The official equally noted that inadequate complementary feeding and proper hygiene practices in communities also predisposed under-five children to preventable diseases.

He also said that the use of baby formula also known as Breast Milk Substitute (BMS) not only affect the cognitive development of a child but incur huge economic losses on the family.

“In Kaduna State maternal, Infant and Young Child feeding practice have remained unsatisfactory with the rate of timely breastfeeding initiation as low as 19.3 per cent.

“More so, only 8.4 per cent infants are exclusively breast fed and only 10 per cent of children aged six to 23 months are fed appropriately.

“As a result, about 42 per cent of children under-five years in the state are suffering from acute under nutrition and 52.1 per cent stunted from chronic under-nutrition.

“National Nutrition and Health Survey 2015 indicates that infant mortality rate of 103 per 1000 live births and under-five mortality rate of 169 per 1000 live births,” he said.

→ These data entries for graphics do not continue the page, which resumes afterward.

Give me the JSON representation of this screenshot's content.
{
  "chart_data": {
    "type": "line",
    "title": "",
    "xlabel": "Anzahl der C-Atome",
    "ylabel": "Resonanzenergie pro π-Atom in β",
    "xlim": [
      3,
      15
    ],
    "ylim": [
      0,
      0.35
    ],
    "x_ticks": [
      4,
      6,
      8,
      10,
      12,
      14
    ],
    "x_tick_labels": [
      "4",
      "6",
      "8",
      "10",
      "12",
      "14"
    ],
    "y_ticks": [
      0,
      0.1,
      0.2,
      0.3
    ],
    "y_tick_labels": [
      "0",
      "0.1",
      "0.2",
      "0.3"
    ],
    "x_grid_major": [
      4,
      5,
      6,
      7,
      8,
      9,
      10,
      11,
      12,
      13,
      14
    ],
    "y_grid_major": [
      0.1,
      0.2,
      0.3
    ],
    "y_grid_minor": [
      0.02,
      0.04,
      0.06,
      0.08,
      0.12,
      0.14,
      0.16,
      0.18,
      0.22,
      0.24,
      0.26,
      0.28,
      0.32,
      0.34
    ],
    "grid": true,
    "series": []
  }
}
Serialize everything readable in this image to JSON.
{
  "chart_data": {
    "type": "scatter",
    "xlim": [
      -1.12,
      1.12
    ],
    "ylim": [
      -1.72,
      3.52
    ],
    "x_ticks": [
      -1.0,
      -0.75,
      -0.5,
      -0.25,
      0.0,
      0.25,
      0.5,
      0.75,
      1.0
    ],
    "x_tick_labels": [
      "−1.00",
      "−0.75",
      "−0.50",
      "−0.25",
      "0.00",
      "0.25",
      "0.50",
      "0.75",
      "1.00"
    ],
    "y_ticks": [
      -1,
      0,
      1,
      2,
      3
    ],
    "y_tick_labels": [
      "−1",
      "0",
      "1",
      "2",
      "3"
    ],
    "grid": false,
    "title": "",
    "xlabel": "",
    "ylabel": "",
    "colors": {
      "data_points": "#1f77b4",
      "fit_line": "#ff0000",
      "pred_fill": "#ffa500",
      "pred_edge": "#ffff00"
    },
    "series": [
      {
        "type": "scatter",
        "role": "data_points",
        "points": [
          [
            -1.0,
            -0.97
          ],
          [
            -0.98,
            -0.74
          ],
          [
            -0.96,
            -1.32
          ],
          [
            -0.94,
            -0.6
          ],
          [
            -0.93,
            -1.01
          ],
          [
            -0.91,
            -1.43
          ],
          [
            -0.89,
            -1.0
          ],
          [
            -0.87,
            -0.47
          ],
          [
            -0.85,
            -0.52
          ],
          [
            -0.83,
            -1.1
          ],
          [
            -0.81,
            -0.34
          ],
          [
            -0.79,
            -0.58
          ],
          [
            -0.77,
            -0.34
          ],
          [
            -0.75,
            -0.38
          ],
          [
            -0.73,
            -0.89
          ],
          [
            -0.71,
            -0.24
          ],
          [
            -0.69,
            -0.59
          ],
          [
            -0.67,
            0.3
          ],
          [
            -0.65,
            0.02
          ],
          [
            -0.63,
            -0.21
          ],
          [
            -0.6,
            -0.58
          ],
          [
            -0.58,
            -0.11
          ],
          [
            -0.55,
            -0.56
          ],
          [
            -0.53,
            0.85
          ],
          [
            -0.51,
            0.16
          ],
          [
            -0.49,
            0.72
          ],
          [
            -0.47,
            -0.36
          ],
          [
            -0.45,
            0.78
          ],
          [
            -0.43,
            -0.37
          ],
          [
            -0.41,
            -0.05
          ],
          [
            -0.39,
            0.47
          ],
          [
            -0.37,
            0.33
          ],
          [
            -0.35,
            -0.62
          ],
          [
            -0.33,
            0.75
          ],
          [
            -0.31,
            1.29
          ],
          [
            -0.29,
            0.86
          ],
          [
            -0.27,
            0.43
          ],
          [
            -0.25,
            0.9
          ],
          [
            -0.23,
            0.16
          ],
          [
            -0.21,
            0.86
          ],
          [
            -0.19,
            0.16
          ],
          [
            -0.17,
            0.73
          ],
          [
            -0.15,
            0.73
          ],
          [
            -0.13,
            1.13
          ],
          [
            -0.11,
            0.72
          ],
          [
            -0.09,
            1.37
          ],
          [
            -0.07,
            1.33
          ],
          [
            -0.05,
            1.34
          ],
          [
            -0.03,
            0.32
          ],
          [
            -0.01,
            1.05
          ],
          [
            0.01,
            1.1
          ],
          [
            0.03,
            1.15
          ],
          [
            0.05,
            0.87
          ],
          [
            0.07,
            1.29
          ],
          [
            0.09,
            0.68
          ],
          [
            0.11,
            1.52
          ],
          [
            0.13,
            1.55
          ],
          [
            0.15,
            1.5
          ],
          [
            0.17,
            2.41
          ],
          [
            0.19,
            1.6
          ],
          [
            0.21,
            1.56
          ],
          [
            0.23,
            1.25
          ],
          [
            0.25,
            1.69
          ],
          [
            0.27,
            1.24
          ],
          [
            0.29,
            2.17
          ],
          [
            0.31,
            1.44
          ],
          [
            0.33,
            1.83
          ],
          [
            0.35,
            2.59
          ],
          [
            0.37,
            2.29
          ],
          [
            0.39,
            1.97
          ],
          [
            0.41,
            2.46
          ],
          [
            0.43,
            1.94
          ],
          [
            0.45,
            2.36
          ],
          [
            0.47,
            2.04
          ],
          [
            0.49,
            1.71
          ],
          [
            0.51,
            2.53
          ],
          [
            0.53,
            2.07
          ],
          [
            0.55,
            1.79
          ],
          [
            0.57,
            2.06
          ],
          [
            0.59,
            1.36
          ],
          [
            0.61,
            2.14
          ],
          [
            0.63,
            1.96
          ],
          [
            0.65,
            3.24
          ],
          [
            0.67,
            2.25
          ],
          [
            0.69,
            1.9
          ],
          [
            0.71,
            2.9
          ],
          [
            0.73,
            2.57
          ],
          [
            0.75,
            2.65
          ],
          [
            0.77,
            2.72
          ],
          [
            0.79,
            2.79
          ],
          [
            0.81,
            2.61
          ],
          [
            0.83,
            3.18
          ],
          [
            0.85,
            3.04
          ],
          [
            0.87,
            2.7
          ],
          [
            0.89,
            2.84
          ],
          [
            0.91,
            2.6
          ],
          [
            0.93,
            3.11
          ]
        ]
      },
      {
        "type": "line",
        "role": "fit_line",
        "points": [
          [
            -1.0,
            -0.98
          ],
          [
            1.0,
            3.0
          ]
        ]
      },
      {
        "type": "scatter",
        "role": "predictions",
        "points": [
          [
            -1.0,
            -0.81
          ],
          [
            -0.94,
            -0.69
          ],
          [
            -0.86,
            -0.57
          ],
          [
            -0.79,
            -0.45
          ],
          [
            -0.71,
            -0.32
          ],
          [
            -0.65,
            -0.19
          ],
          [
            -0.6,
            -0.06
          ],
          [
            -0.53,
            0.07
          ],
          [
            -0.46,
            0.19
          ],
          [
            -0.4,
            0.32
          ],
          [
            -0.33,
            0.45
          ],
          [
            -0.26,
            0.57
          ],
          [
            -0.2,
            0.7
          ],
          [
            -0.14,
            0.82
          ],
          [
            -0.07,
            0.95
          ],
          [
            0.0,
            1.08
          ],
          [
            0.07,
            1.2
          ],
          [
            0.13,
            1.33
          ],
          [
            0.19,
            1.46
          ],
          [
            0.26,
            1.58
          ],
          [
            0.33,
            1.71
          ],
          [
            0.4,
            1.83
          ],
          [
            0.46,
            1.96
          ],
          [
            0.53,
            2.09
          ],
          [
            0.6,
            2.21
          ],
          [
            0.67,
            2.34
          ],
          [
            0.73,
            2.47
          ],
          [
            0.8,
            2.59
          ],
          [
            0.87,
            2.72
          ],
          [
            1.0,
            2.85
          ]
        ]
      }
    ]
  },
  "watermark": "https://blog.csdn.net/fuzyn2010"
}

Haruna identified community dialogue as the best way of tackling the problem by bringing together all the concerned members of the community to discuss issues around IYCF and EBF and together decide how to address the challenges.

According to him, the dialogue is designed to create the needed awareness and educate community members and caregivers on the importance of EBF in the prevention of malnutrition.

“The measure was also to improve family skills in the practice of IYCF and EBF in the communities, identify barriers and other challenges affecting the practice and proffer solutions.

“We expected that awareness would increase knowledge and practices of IYCF and EBF for the survival and development of children.

“At the end of the day, we hope to develop community action plans for regular engagement of community members to ensure adherence to essential household practices against malnutrition and other child killer diseases.”